Sposób przygotowania:
Pikantny krem z kalafiora
Kalafior podzielić na różyczki i umyć. Ugotować w lekko osolonej ze szczyptą cukru. Odcedzić - wyjmując łyżką cedzakową . W drugim garnku rozpuścić masło. Wsypać mąkę - wymieszać. Rozprowadzić wywarem z gotowania i śmietanką ( na początek zmieszać śmietankę z pół szklanki wywaru i to wlać na mąkę z tłuszczem , a potem dodać resztę wywaru). Wrzucić pokruszony ser i rozgniecionego na drobno kalafiora. Zmiksować blenderem na krem. Doprawić do smaku pieprzem i szczypta gałki muszkatołowej. Podawać ciepły ale nie gorący - tak by można było wypić w kilku łykach.

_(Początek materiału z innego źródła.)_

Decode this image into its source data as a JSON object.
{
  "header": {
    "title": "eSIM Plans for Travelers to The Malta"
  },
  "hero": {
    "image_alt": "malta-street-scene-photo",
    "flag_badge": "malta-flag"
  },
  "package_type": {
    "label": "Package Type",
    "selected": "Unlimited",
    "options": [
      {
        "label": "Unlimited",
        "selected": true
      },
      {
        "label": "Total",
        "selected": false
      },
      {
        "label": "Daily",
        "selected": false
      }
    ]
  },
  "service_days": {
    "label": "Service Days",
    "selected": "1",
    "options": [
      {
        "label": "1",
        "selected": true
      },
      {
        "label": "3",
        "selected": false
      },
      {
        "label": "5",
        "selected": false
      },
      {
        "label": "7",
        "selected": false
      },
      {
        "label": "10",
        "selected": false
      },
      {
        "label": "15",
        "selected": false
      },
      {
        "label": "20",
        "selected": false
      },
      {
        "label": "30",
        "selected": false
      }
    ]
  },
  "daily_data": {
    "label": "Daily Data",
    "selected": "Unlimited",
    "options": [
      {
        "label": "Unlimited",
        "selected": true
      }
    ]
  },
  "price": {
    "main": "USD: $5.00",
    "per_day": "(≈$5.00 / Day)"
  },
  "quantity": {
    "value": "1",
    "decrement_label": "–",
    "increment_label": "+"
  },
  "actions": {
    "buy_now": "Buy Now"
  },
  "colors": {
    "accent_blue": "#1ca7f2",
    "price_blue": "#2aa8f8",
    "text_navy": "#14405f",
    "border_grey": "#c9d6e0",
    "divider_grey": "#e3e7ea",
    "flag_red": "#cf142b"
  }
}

Ma być gęsty ale na tyle płynny by nie potrzeba było łyżeczki ( gdyby wyszedł za gesty to można rozprowadzić śmietanką lub nie dawać całego kalafiora ) * Zupę gotuję na zapas i mrożę w mini porcjach ( doskonałe są do tego kubeczki po serkach czy jogurcikach dla dzieci ) - bo przecież nie da się ugotować 2 filiżanek . ** Dobrym sposobem na mrożenie tak małych ilości zupy jest też tzw. ,, tabliczka" - tzn. wlewam odmierzoną ilość zupy do płaskiego prostokątnego pojemnika i zamrażam . Potem wytrząsam zupę z pojemnika i przekładam do foliowego woreczka - zamykam go i układam takie tabliczki jedną na drugiej w zamrażarce .
zbysiowa
Agiatis
Babciagramolka
Hi hi - w tym roku obstawiam kalafiora . Szykuje się na wszystkie wersje indyjskie ( podobno bardzo jest lubiany w kuchni hinduskiej ) - od kilku lat mam od szwagierki córki ( jest żoną Anglika hinduskiego pochodzenia ) przepis na placki z kalafiora ( pikantne ) i jakoś mi z nimi nie po drodze było .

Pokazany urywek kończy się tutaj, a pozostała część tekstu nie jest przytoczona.